Most important white blood cells of the unspecific immune defense:
- Neutrophils: 60 to 70% of the white blood cells consist of this type. They react to signal substances and then destroy the pathogen through phagocytosis.
- Eosinophil granulocytes: Since they have the task of destroying parasitic pathogens such as worms or the like, they only appear in a small number in the unspecific defense.
- Basophils and mast cells: These cells initiate inflammation.
- Monocytes: They can migrate to other tissues on their own, where they then develop into macrophages. These are particularly competent in destroying pathogens through phagocytosis. They belong to the so-called antigen-representing cells (APC), which with the help of a molecule complex (MHC class II) on the cell surface are able to represent some of the antibodies after pathogens have been phagocytosed and thus pay attention to the invading pathogen close.
- Natural killer cells: They are not responsible for external pathogens, but for infected cells and cancer cells in the body.
White blood cells are transported in the body via the blood system and via the lymphatic system (a vascular system that transports fluids). As a result, the cells are distributed throughout the body and can protect the body from pathogens.

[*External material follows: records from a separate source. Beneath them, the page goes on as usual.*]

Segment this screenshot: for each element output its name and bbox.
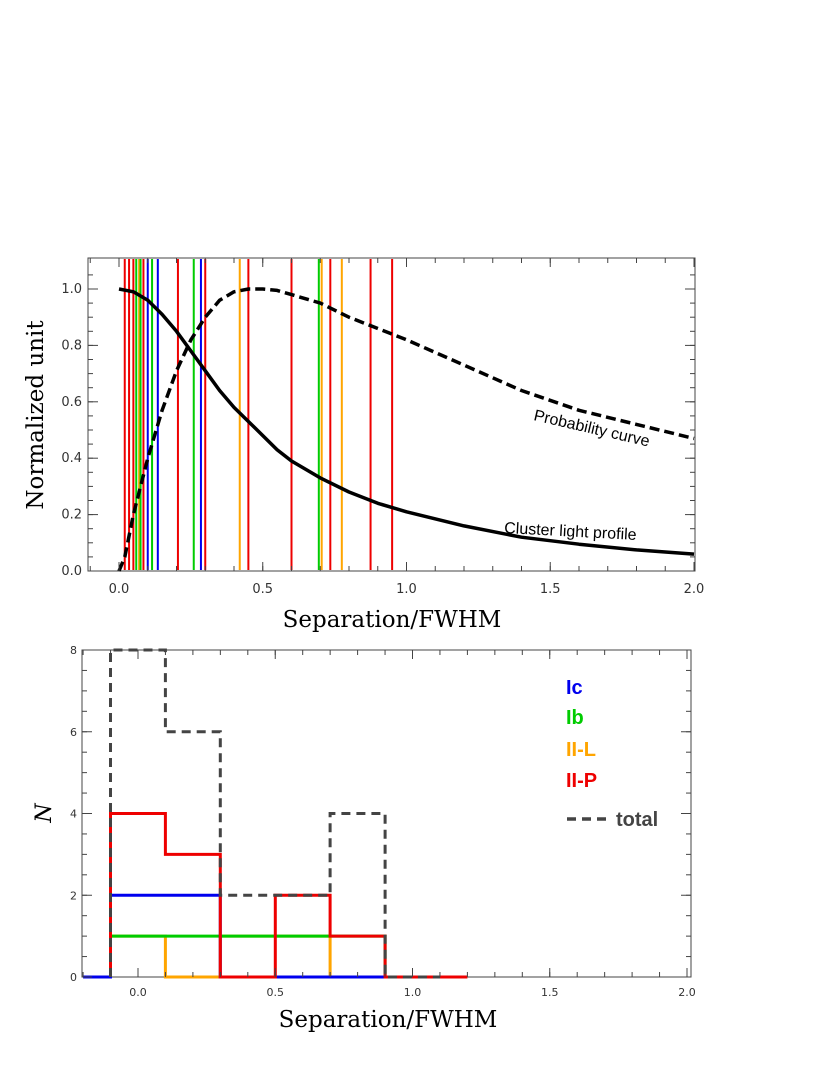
bottom-xtick-label: 1.5 (541, 986, 559, 999)
top-plot-frame (87, 257, 696, 572)
probability-curve-line (117, 287, 695, 572)
bottom-panel: 0.0 0.5 1.0 1.5 2.0 0 2 4 6 8 Ic Ib II-L II-P tot… (32, 644, 696, 1033)
top-ytick-label: 0.4 (61, 451, 82, 466)
top-ytick-label: 0.0 (61, 564, 82, 579)
bottom-xtick-label: 0.0 (129, 986, 147, 999)
bottom-ytick-label: 8 (70, 644, 77, 657)
top-ytick-label: 0.2 (61, 508, 82, 523)
legend-ib: Ib (566, 707, 584, 729)
legend-ii-l: II-L (566, 739, 596, 761)
top-xtick-label: 2.0 (684, 582, 705, 597)
bottom-ytick-label: 6 (70, 726, 77, 739)
top-xtick-label: 1.0 (396, 582, 417, 597)
top-ytick-label: 0.6 (61, 395, 82, 410)
bottom-ticks: 0.0 0.5 1.0 1.5 2.0 0 2 4 6 8 (70, 644, 696, 999)
annotation-cluster-light-profile: Cluster light profile (504, 520, 637, 544)
legend-ic: Ic (566, 677, 583, 699)
top-vlines (123, 259, 394, 570)
top-curves (117, 287, 695, 572)
top-xtick-label: 0.0 (109, 582, 130, 597)
legend-ii-p: II-P (566, 770, 597, 792)
bottom-histogram (83, 648, 468, 979)
top-panel: 0.0 0.5 1.0 1.5 2.00.00.20.40.60.81.0 Probab… (23, 257, 704, 633)
top-y-axis-title: Normalized unit (23, 320, 49, 510)
hist-total-step (109, 648, 440, 979)
legend: Ic Ib II-L II-P total (566, 677, 658, 831)
legend-total: total (616, 809, 658, 831)
bottom-y-axis-title: N (32, 803, 57, 824)
bottom-ytick-label: 2 (70, 889, 77, 902)
cluster-light-profile-line (118, 287, 695, 556)
bottom-ytick-label: 4 (70, 808, 77, 821)
top-xtick-label: 0.5 (252, 582, 273, 597)
top-ticks: 0.0 0.5 1.0 1.5 2.0 0.0 0.2 0.4 0.6 0.8 1.0 (61, 258, 704, 597)
bottom-ytick-label: 0 (70, 971, 77, 984)
bottom-xtick-label: 2.0 (678, 986, 696, 999)
bottom-xtick-label: 1.0 (404, 986, 422, 999)
bottom-x-axis-title: Separation/FWHM (279, 1007, 498, 1033)
bottom-xtick-label: 0.5 (267, 986, 285, 999)
top-ytick-label: 1.0 (61, 282, 82, 297)
top-x-axis-title: Separation/FWHM (283, 607, 502, 633)
top-xtick-label: 1.5 (540, 582, 561, 597)
top-ytick-label: 0.8 (61, 338, 82, 353)
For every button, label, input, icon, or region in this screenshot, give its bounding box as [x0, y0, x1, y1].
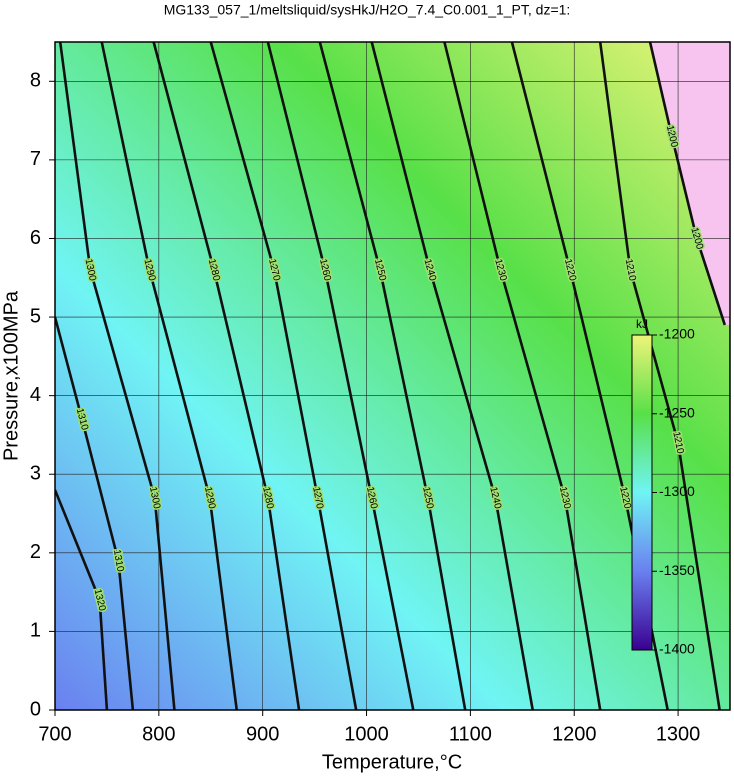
colorbar-tick-label: -1300: [659, 483, 695, 499]
x-tick-label: 900: [246, 723, 279, 745]
colorbar: [631, 334, 653, 651]
contour-line: [100, 42, 239, 710]
contour-label: 1320: [92, 588, 108, 613]
contour-line: [266, 42, 415, 710]
y-tick-label: 1: [30, 620, 41, 642]
colorbar-tick-label: -1250: [659, 404, 695, 420]
contour-label: 1300: [83, 258, 98, 282]
colorbar-label: kJ: [636, 317, 648, 331]
contour-line: [648, 42, 727, 326]
y-tick-label: 2: [30, 541, 41, 563]
y-tick-label: 8: [30, 70, 41, 92]
x-tick-label: 800: [142, 723, 175, 745]
y-tick-label: 7: [30, 148, 41, 170]
overflow-region: [650, 42, 730, 325]
colorbar-tick-label: -1400: [659, 641, 695, 657]
y-tick-label: 3: [30, 463, 41, 485]
x-tick-label: 1300: [656, 723, 701, 745]
y-axis-label: Pressure,x100MPa: [0, 290, 22, 461]
x-tick-label: 1200: [552, 723, 597, 745]
plot-area: 1320131013101300130012901290128012801270…: [55, 42, 730, 710]
x-axis-label: Temperature,°C: [322, 751, 462, 773]
y-tick-label: 5: [30, 305, 41, 327]
x-tick-label: 700: [38, 723, 71, 745]
colorbar-tick-label: -1200: [659, 326, 695, 342]
chart-title: MG133_057_1/meltsliquid/sysHkJ/H2O_7.4_C…: [164, 2, 571, 18]
x-tick-label: 1100: [449, 723, 492, 745]
contour-line: [55, 489, 109, 710]
plot-frame: [54, 41, 731, 711]
contour-line: [55, 316, 135, 710]
contour-line: [318, 42, 467, 710]
contour-line: [152, 42, 301, 710]
x-tick-label: 1000: [344, 723, 389, 745]
contour-line: [370, 42, 534, 710]
contour-line: [58, 42, 176, 710]
y-tick-label: 0: [30, 698, 41, 720]
contour-line: [209, 42, 358, 710]
y-tick-label: 6: [30, 227, 41, 249]
contour-line: [443, 42, 602, 710]
contour-line: [598, 42, 721, 710]
colorbar-tick-label: -1350: [659, 562, 695, 578]
y-tick-label: 4: [30, 384, 41, 406]
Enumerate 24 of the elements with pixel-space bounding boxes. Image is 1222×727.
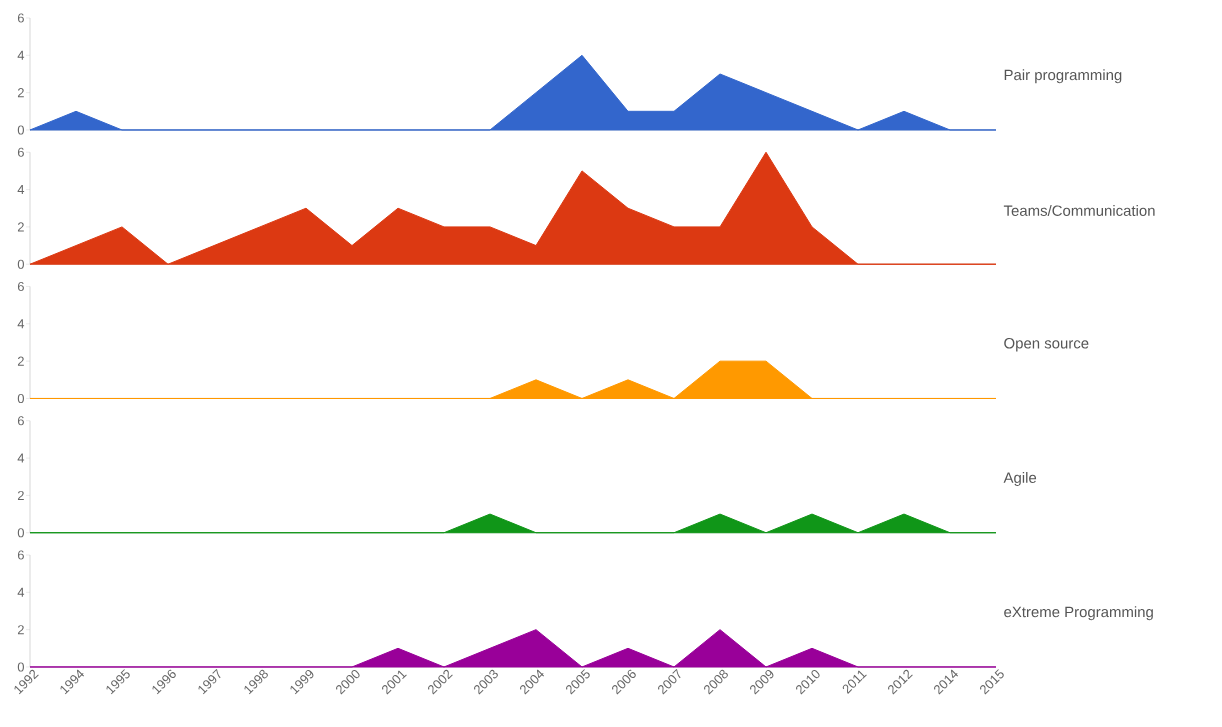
text: eXtreme Programming	[1004, 606, 1153, 621]
text: Agile	[1003, 472, 1037, 486]
y-tick-label: 2	[17, 222, 24, 232]
y-tick-label: 2	[17, 88, 24, 98]
y-tick-label: 0	[17, 259, 24, 269]
y-tick-label: 4	[17, 587, 25, 597]
y-tick-label: 2	[17, 625, 24, 635]
y-tick-label: 6	[17, 147, 24, 157]
y-tick-label: 6	[17, 416, 24, 426]
y-tick-label: 2	[17, 490, 24, 500]
text: Open source	[1004, 337, 1089, 352]
y-tick-label: 4	[17, 185, 25, 195]
y-tick-label: 6	[17, 13, 24, 23]
y-tick-label: 4	[17, 319, 25, 329]
y-tick-label: 0	[17, 528, 24, 538]
y-tick-label: 6	[17, 550, 24, 560]
y-tick-label: 0	[17, 393, 24, 404]
text: Teams/Communication	[1003, 204, 1155, 216]
y-tick-label: 6	[17, 281, 24, 292]
y-tick-label: 0	[17, 125, 24, 135]
y-tick-label: 4	[17, 453, 25, 463]
y-tick-label: 4	[17, 50, 25, 60]
y-tick-label: 2	[17, 356, 24, 366]
text: Pair programming	[1004, 69, 1122, 84]
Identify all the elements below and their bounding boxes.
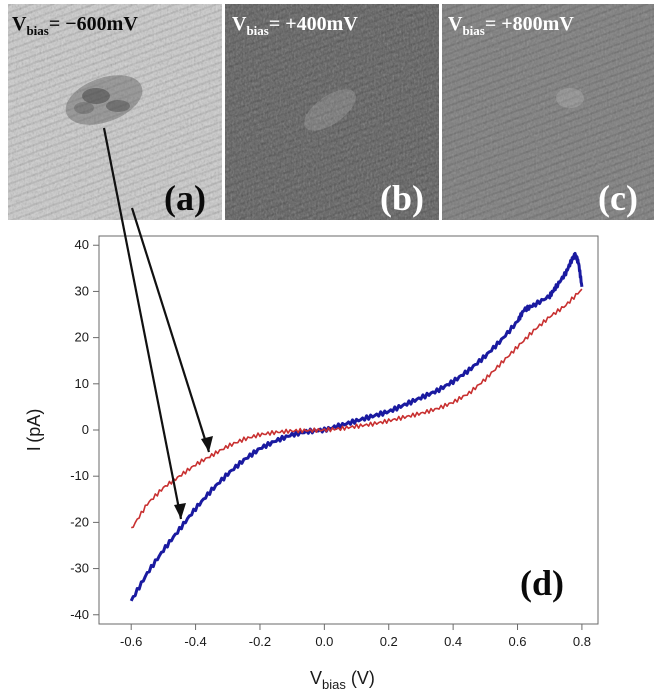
y-tick-label: 0: [82, 422, 89, 437]
x-tick-label: 0.6: [508, 634, 526, 649]
stm-panel-c: Vbias= +800mV (c): [442, 4, 654, 220]
y-tick-label: -40: [70, 607, 89, 622]
panel-d-label: (d): [520, 563, 564, 603]
x-tick-label: -0.2: [249, 634, 271, 649]
y-tick-label: -20: [70, 514, 89, 529]
x-tick-label: -0.4: [184, 634, 206, 649]
x-axis-label: Vbias (V): [310, 668, 375, 692]
panel-a-label: (a): [164, 178, 206, 218]
panel-b-title: Vbias= +400mV: [232, 13, 358, 38]
plot-frame: [98, 235, 599, 625]
arrow-to-blue-curve: [102, 127, 183, 520]
y-tick-label: 30: [75, 283, 89, 298]
stm-panel-a: Vbias= −600mV (a): [8, 4, 222, 220]
x-tick-label: -0.6: [120, 634, 142, 649]
arrow-to-red-curve: [130, 207, 211, 453]
series-line-red: [131, 288, 583, 529]
y-tick-label: -30: [70, 561, 89, 576]
defect-feature: [65, 75, 143, 125]
x-tick-label: 0.8: [573, 634, 591, 649]
annotation-arrows: [102, 127, 213, 520]
stm-panel-b: Vbias= +400mV (b): [225, 4, 439, 220]
panel-a-title: Vbias= −600mV: [12, 13, 138, 38]
y-axis-label: I (pA): [24, 409, 44, 452]
chart-series: [129, 251, 584, 602]
panel-c-label: (c): [598, 178, 638, 218]
x-axis-ticks: -0.6 -0.4 -0.2 0.0 0.2 0.4 0.6 0.8: [120, 624, 591, 649]
x-tick-label: 0.4: [444, 634, 462, 649]
panel-b-label: (b): [380, 178, 424, 218]
y-tick-label: 10: [75, 376, 89, 391]
y-axis-ticks: -40 -30 -20 -10 0 10 20 30 40: [70, 237, 99, 622]
series-line-blue: [129, 251, 584, 602]
iv-chart: -0.6 -0.4 -0.2 0.0 0.2 0.4 0.6 0.8 -40 -30 -20 -10…: [24, 235, 599, 692]
x-tick-label: 0.0: [315, 634, 333, 649]
panel-c-title: Vbias= +800mV: [448, 13, 574, 38]
y-tick-label: -10: [70, 468, 89, 483]
y-tick-label: 20: [75, 330, 89, 345]
y-tick-label: 40: [75, 237, 89, 252]
x-tick-label: 0.2: [380, 634, 398, 649]
arrow-head-red: [201, 436, 213, 452]
arrow-head-blue: [174, 503, 186, 519]
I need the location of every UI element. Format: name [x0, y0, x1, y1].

Inflammation is also one of the defense mechanisms of the unspecific immune defense if the pathogen has already penetrated the body through a cut, for example. The blood vessels then increase their permeability and the temperature increases so that the immune system can respond more quickly to the threat. The formation of pus then ensures that cells and lymph fluid are removed.
Specific immune defense
White blood cells are also involved in the specific immune defense. The cells that belong to this, however, recognize specific pathogens in a very targeted manner and then fight them as effectively as possible.
A distinction is made between two different types of white blood cells of the specific immune defense according to where they originate:
1. the T-lymphocytes (formation in the thymus until puberty)
2. the B lymphocytes (formed in the bone marrow)
They ensure that in the event of a pathogen attack, antibodies are produced that exactly match the antigens, which are specific surface proteins on the pathogen's membrane. The antibodies are distributed in the blood and ensure that the pathogen cells clump together. These can then no longer multiply and are phagocytosed by. This type of immune response is referred to as humoral defense. So-called T helper cells, which are a special form of T lymphocytes, are involved in the transmission of information. If they encounter an antigen-presenting cell (for example a macrophage), a special interaction takes place, which ensures that the T helper cell divides and a very specific clone of the T helper cell is created that is geared towards these antigens. This clone then activates the B lymphocytes, which form plasma cells, which then produce antibodies against precisely these antigens. B-lymphocytes are also responsible for the production of memory cells. If the pathogen infests again, these can directly produce specific antibodies.
They also have specific surface structures, the T-cell receptors. However, these are not released into the blood. That is why one speaks here of the cell-mediated immune defense. This is primarily responsible for recognizing and eliminating infected cells in the body. This also happens again via special surface structures that are represented by infected cells. If a T-lymphocyte meets a T-helper cell that represents an antigen, the T-lymphocyte is activated to a cytotoxic cell. This differentiates itself
then to an active killer cell and produces a protein that destroys the cell membrane of infected cells.